House District 82 appears to be a close race in Virginia, according to voter data put together by the Virginia Public Access Project. Youngkin won the district in 2021 by 2 percentage points. In last year’s election, voters supported congressional Democrats by a 1% margin, according to VPAP.
It’s a similar situation to other competitive districts listed by VPAP: a swing towards Democrats between the 2021 gubernatorial election and the 2022 congressional election, in the wake of the fall of Roe v. Wade.
There is also data that suggests that whichever party wins this race could control the House of Delegates when the General Assembly convenes in January.
Democrats outperformed Republicans within these borders during the 2022 election, as they did in about half of the other 100 House districts, according to VPAP data.
Brandy Faulkner, a political science professor at Virginia Tech, described the balance of power in Virginia as “very delicate.”
“We know that the governor would like to minimize reproductive health rights in the state of Virginia and he certainly has some support in the General Assembly to do that,” she said. “But he definitely would need a major win in this election to be able to push some of the legislation through.”

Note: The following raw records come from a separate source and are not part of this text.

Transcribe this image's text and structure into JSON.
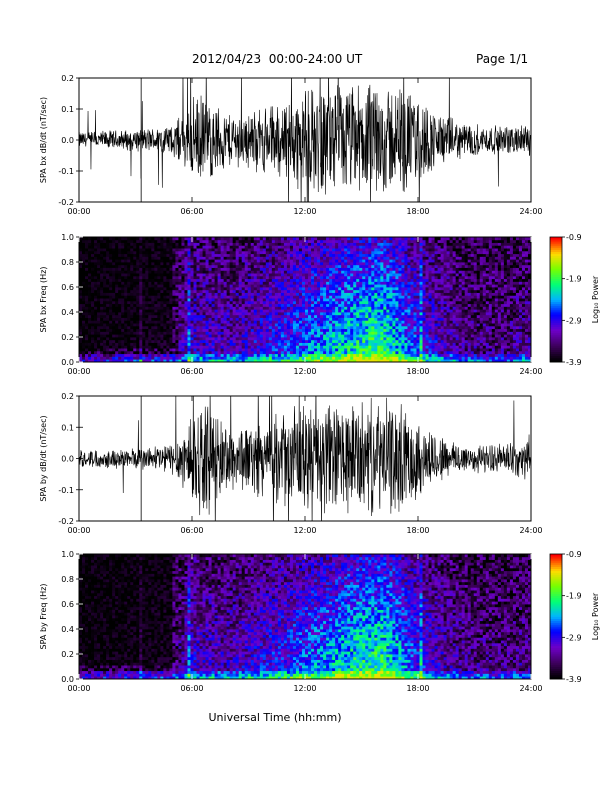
{
  "header": {
    "title": "2012/04/23  00:00-24:00 UT",
    "page": "Page 1/1"
  },
  "colorbar": {
    "label": "Log₁₀ Power",
    "ticks": [
      "-0.9",
      "-1.9",
      "-2.9",
      "-3.9"
    ],
    "range": [
      -3.9,
      -0.9
    ]
  },
  "chart_data": [
    {
      "type": "line",
      "ylabel": "SPA bx dB/dt (nT/sec)",
      "xlim": [
        0,
        24
      ],
      "ylim": [
        -0.2,
        0.2
      ],
      "xticks": [
        "00:00",
        "06:00",
        "12:00",
        "18:00",
        "24:00"
      ],
      "yticks": [
        "-0.2",
        "-0.1",
        "0.0",
        "0.1",
        "0.2"
      ],
      "envelope": {
        "x": [
          0,
          2,
          3,
          4,
          5,
          5.5,
          6,
          6.5,
          7,
          8,
          9,
          10,
          11,
          12,
          13,
          14,
          15,
          16,
          17,
          18,
          19,
          20,
          21,
          22,
          23,
          24
        ],
        "amplitude": [
          0.03,
          0.035,
          0.04,
          0.045,
          0.06,
          0.09,
          0.15,
          0.16,
          0.14,
          0.1,
          0.1,
          0.12,
          0.15,
          0.18,
          0.2,
          0.2,
          0.2,
          0.2,
          0.2,
          0.16,
          0.1,
          0.07,
          0.06,
          0.05,
          0.05,
          0.06
        ]
      }
    },
    {
      "type": "heatmap",
      "ylabel": "SPA bx Freq (Hz)",
      "xlim": [
        0,
        24
      ],
      "ylim": [
        0.0,
        1.0
      ],
      "xticks": [
        "00:00",
        "06:00",
        "12:00",
        "18:00",
        "24:00"
      ],
      "yticks": [
        "0.0",
        "0.2",
        "0.4",
        "0.6",
        "0.8",
        "1.0"
      ],
      "zlim": [
        -3.9,
        -0.9
      ]
    },
    {
      "type": "line",
      "ylabel": "SPA by dB/dt (nT/sec)",
      "xlim": [
        0,
        24
      ],
      "ylim": [
        -0.2,
        0.2
      ],
      "xticks": [
        "00:00",
        "06:00",
        "12:00",
        "18:00",
        "24:00"
      ],
      "yticks": [
        "-0.2",
        "-0.1",
        "0.0",
        "0.1",
        "0.2"
      ],
      "envelope": {
        "x": [
          0,
          2,
          3,
          4,
          5,
          5.5,
          6,
          6.5,
          7,
          8,
          9,
          10,
          11,
          12,
          13,
          14,
          15,
          16,
          17,
          18,
          19,
          20,
          21,
          22,
          23,
          24
        ],
        "amplitude": [
          0.03,
          0.035,
          0.04,
          0.045,
          0.06,
          0.1,
          0.2,
          0.2,
          0.18,
          0.12,
          0.12,
          0.14,
          0.17,
          0.2,
          0.2,
          0.2,
          0.2,
          0.2,
          0.2,
          0.14,
          0.09,
          0.06,
          0.05,
          0.05,
          0.06,
          0.08
        ]
      }
    },
    {
      "type": "heatmap",
      "ylabel": "SPA by Freq (Hz)",
      "xlim": [
        0,
        24
      ],
      "ylim": [
        0.0,
        1.0
      ],
      "xticks": [
        "00:00",
        "06:00",
        "12:00",
        "18:00",
        "24:00"
      ],
      "yticks": [
        "0.0",
        "0.2",
        "0.4",
        "0.6",
        "0.8",
        "1.0"
      ],
      "zlim": [
        -3.9,
        -0.9
      ]
    }
  ],
  "xlabel": "Universal Time (hh:mm)"
}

Both campaigns have put significant resources into the district, with voters saying they looked forward to the end of the campaign.
It’s an effort to get out the vote, too. Alice Robbins voted mostly based on party identity.
“I've just always been Republican and I stick with that,” she said, also listing veterans issues as a priority for her. “I think if we can get control of the House, some of those things might turn for the better.”
While abortion was the most cited issue in voters that VPM spoke with, they also mentioned gun control and education.